In one of the moves that perplexed me when Tim Beckman announced his staff in 2012, the Illini decided to go with co-offensive coordinators instead of just one. Billy Gonzales and Chris Beatty shared the role for last season. Rumors had it that Beatty was responsible for the 1st and 2nd down calls, while Gonzales took the third down calls.
We all know how that worked out.
The Illini lacked playmakers, but the offense clearly was never in sync in 2012. I think part of the blame for that has to go to the coaching staff, and a big issue there, I believe, was the unclear coaching roles on the offensive staff.
Chris Beatty was responsible for being the Quarterback's coach, along with being one of the two offensive coordinators. Billy Gonzales, the other, was also the WR coach. That is too many hats for each of those guys to wear.
Instead of being able to focus just on running the entire offense and calling plays, these two coaches also had to worry about coaching an entire position of players, not an easy task. This makes it so all three jobs are done worse, because all three have less attention to pay than is demanded in the Big Ten and major college football.
Another issue, beyond just the day-to-day running of the offense, game-day play calling is hurt. Each individual offensive coordinator, no matter if they run the same system, has a different rhythm and flow to how they call the game. You will not find two coaches who agree exactly the same about play calling.
We all know what a football offense looks like when it is in rhythm. It's one of the most beautiful things in sports. Each piece of the team working in unison, not missing a beat, and moving the ball down the field.
A key factor to an offense's rhythm and timing is the play calling. Each play, even a 2-yard run up the middle, or even for a loss, has a purpose; to set up future plays. When plays are called on 1st and 2nd down, these were not only being called to gain yards, but to set up future plays. But when you add another voice calling these plays, another football mind with different football ideas and values, the plays will not exactly flow together, and the overall rhythm of the offense is damaged.

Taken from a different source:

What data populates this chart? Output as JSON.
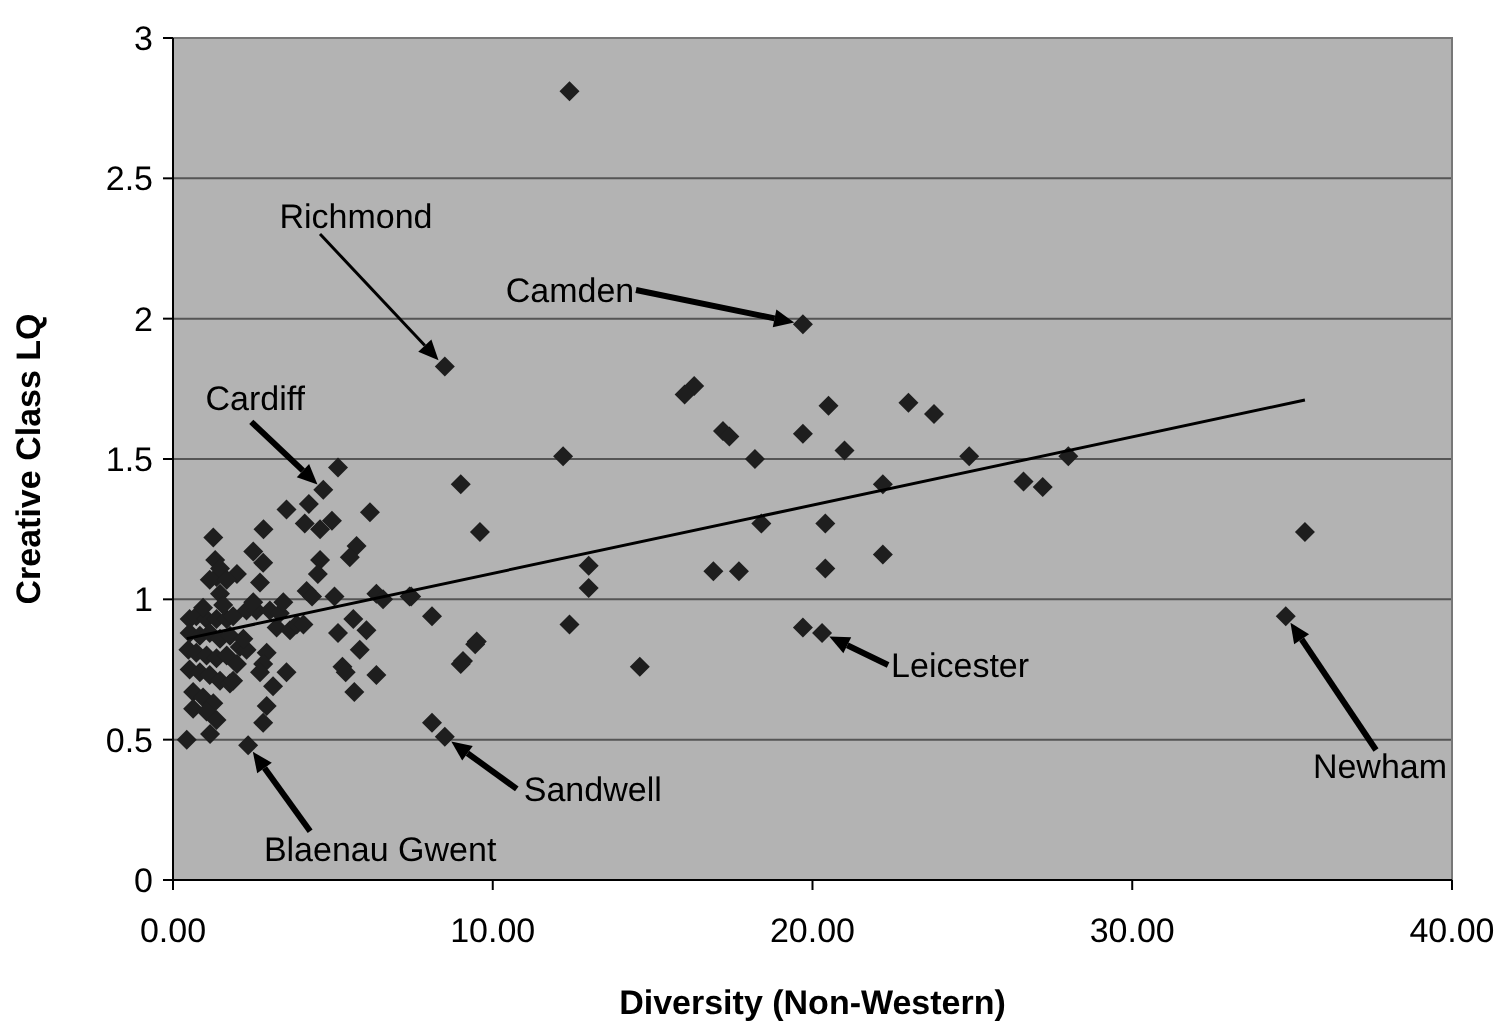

I believe that having two offensive coordinators was a huge factor in the offense's inability to ever get into a good flow in 2012, which was a large part of the offense's failure overall. The coaches didn't have clear roles. They had to worry about multiple jobs instead of focusing on one aspect, one piece of the machine.
Tim Beckman made changes to his staff, along with letting both Billy Gonzales and Chris Beatty go. To replace them, he hired Bill Cubit to be the sole offensive coordinator. Having one person in charge of the offense will allow play calling to flow much better on game days, and it will also allow practices to run more efficiently as there are not coaches having to play multiple roles.
Beckman or anyone else should not interfere. Let the offense be Cubit's. Let him run it as he sees fit. Let him play his role as offensive coordinator the way he wishes. Let the offense have that clarity.
That in and of itself should allow the Illini's offense to improve next year. Clear coaching roles go a long way.